Pourquoi se suicider ?

Selon la littérature criminelle, l’homicide-suicide est un acte dans lequel un individu tue une ou plusieurs autres personnes, avant de mettre fin à ses jours. Le suicide (ou la tentative de suicide) de l’auteur des faits survient dans un délai court, souvent inférieur à vingt-quatre heures.

Les approches psychopathologiques précisent que dans 85% des cas, les meurtriers sont de sexe masculin et plus âgés que leur(s) victime(s) ; 80% des victimes sont de sexe féminin et sont souvent des femmes qui sont les (ex) conjointes du meurtrier. De manière générale, il existe un lien privilégié entre tous les protagonistes. L’ensemble des études américaines et la majorité des études européennes rapportent aussi que l’arme à feu est la méthode la plus utilisée. Dans la majorité des cas, le passage à l’acte a lieu au domicile de l’auteur et/ou de la (des) victime(s).

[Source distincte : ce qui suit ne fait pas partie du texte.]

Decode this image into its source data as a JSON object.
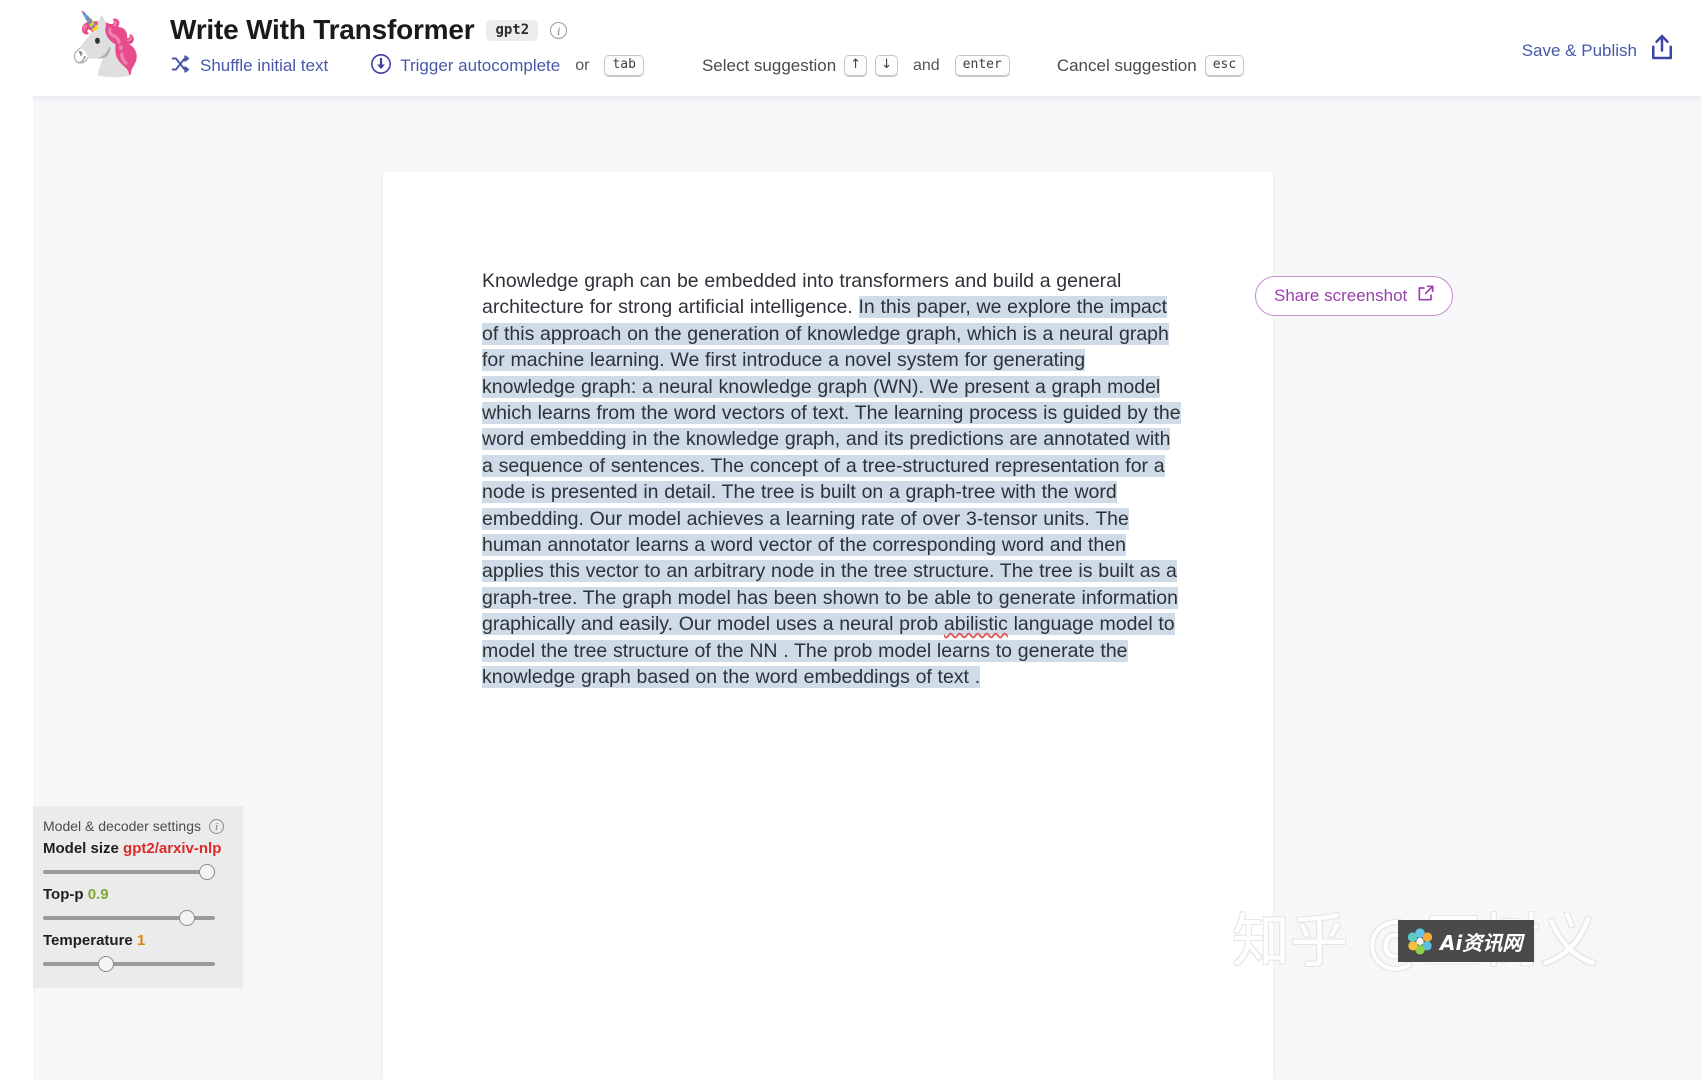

Quand il se produit au domicile, c’est dans la chambre qu’il a lieu le plus souvent.

Les homicides-suicides entre conjoints sous-tendent deux types de profil : le sous-type « possessif » – c’est typiquement l’homme qui tue son (ex-)conjointe dans un contexte de rupture sentimentale – et le sous-type « conjoint âgé et souffrant ». Dans ce dernier cas, l’auteur rencontre souvent des problèmes de santé ou des difficultés financières. Le trouble le plus fréquemment retrouvé chez l’auteur d’un acte homicide-suicide est la dépression, ce pourquoi dans un grand nombre de cas l’impulsion suicidaire préexiste au passage à l’acte. « Le suicide dans ce cadre peut être considéré comme le meurtre de soi-même. C’est le point final mis à la  remise en question d’une identité. Dans son inconscient, l’individu a le sentiment qu’il ne peut plus s’appuyer sur personne. Avec la rupture affective, le sujet éprouve la crainte de perdre un équilibre. Du ressentiment, de la colère ou de la haine, en même temps qu’un profond désarroi se mettent en place. Le fait pour Franz Dubois d’être beaucoup plus âgée que Nathalie Maillet a sans doute alimenté en lui l’idée d’être en bout de course », ponctue Sophie Buyse.

De nombreuses questions sans réponses

L’action publique est éteinte sur le plan pénal à la suite du décès de l’auteur présumé. Mais cela ne signifie pas pour autant la clôture de ce dossier. Franz Dubois était-il déprimé ? Était-il malade ? Avait-il des difficultés financières ? Quelle est son histoire familiale ? Comment a-t-il construit sa vie amoureuse passée et sa relation affective avec Nathalie Maillet ? Il appartient à présent à l’enquête en cours de le définir. Le juge d’instruction en charge de cette affaire peut à cet effet poser tous les actes et devoirs nécessaires à la manifestation de la vérité. Les proches des victimes attendent tout le moins des réponses légitimes à leurs questions.